How good is man’s life, the mere living! How fit to employ
All the heart and the soul and the senses forever in joy!
(Robert Browning)

EACH ONE OF OUR FIVE SENSES IS A WONDERFUL THING, BUT THE COMBINATION OF ALL OF THEM WORKING TOGETHER IS EVEN MORE AMAZING. The interplay of sight, sound, taste, touch, and smell is intricate. What a world they open up to us! What a delight to drink in the power and the beauty that our senses reveal to us!

As I have written elsewhere, we would do well to use our senses more fully and more actively. Rather than allowing each day’s sensual experiences to simply wash over us, we should contemplate them and relish them. We should deliberately touch and taste and hear new things. Like our other capacities, our sensory abilities will expand if we exercise them, and if we don’t do so, they will diminish.

But I would offer this warning: our senses are tools or instruments, and they should only be used in the service of honorable work. To say that something is “sensual” is simply to say it comes to us by our senses. In itself, sensory experience is morally neutral, but our senses can lead us into evil if they are not governed by valid principles. In the world as it now is, much that could be experienced with our senses is degrading and destructive. But we damage ourselves, and we dishonor our Creator, when we use our senses in ways that degrade us. So we should be careful what we take in with our senses.

That said, however, it is still true that our senses are wonderful endowments. They bring us great joy. And no small part of the joy is sharing what we have experienced. If you are not accustomed to doing this, I advise you to try it. When you’ve seen something interesting, tell somebody about it. When you’ve heard a song or a sound that thrilled you, describe it to another person. Even the texture of things we touch and the aroma of things we smell are worth talking about.

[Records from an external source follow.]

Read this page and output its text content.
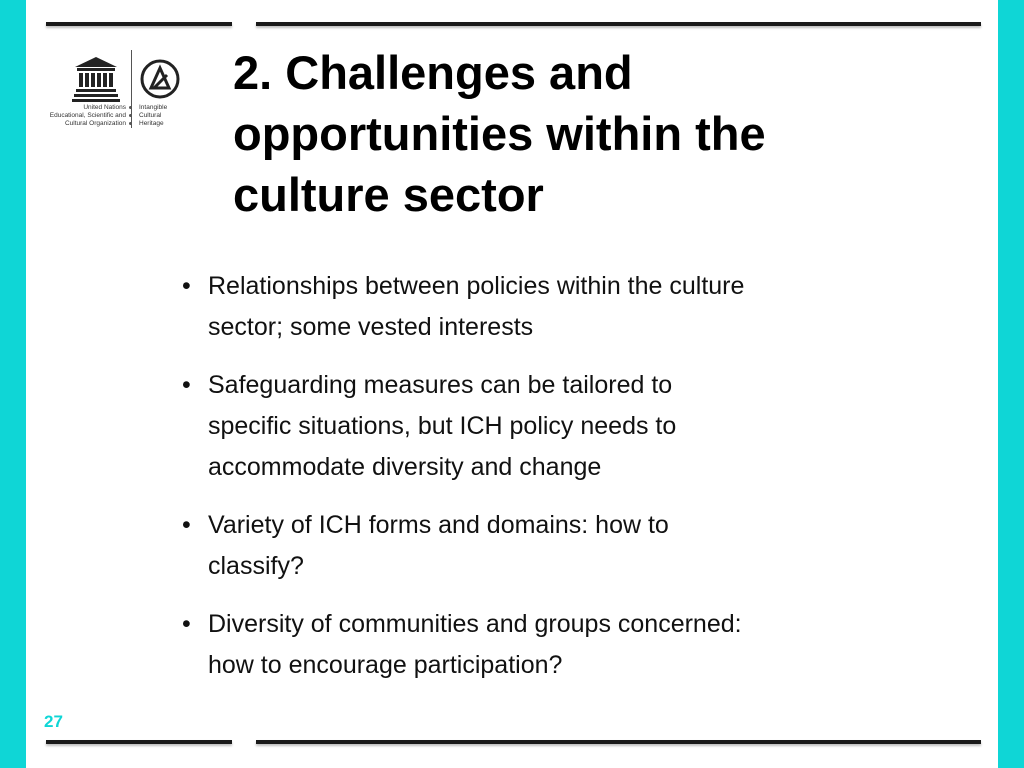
United Nations
Educational, Scientific and
Cultural Organization
Intangible
Cultural
Heritage
2. Challenges and
opportunities within the
culture sector
• Relationships between policies within the culture
sector; some vested interests
• Safeguarding measures can be tailored to
specific situations, but ICH policy needs to
accommodate diversity and change
• Variety of ICH forms and domains: how to
classify?
• Diversity of communities and groups concerned:
how to encourage participation?
27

Too often we don’t value our senses until we lose one of them, and the loss of even one sense is a profound sadness. But even when that happens (as it will to most of us eventually), what we find is that our other capacities are sharpened and made more exquisite. As our physical senses fail, our hearts long all the more for their true home.

“The loss of a sense adds as much beauty to the world as its acquisition” (Marcel Proust).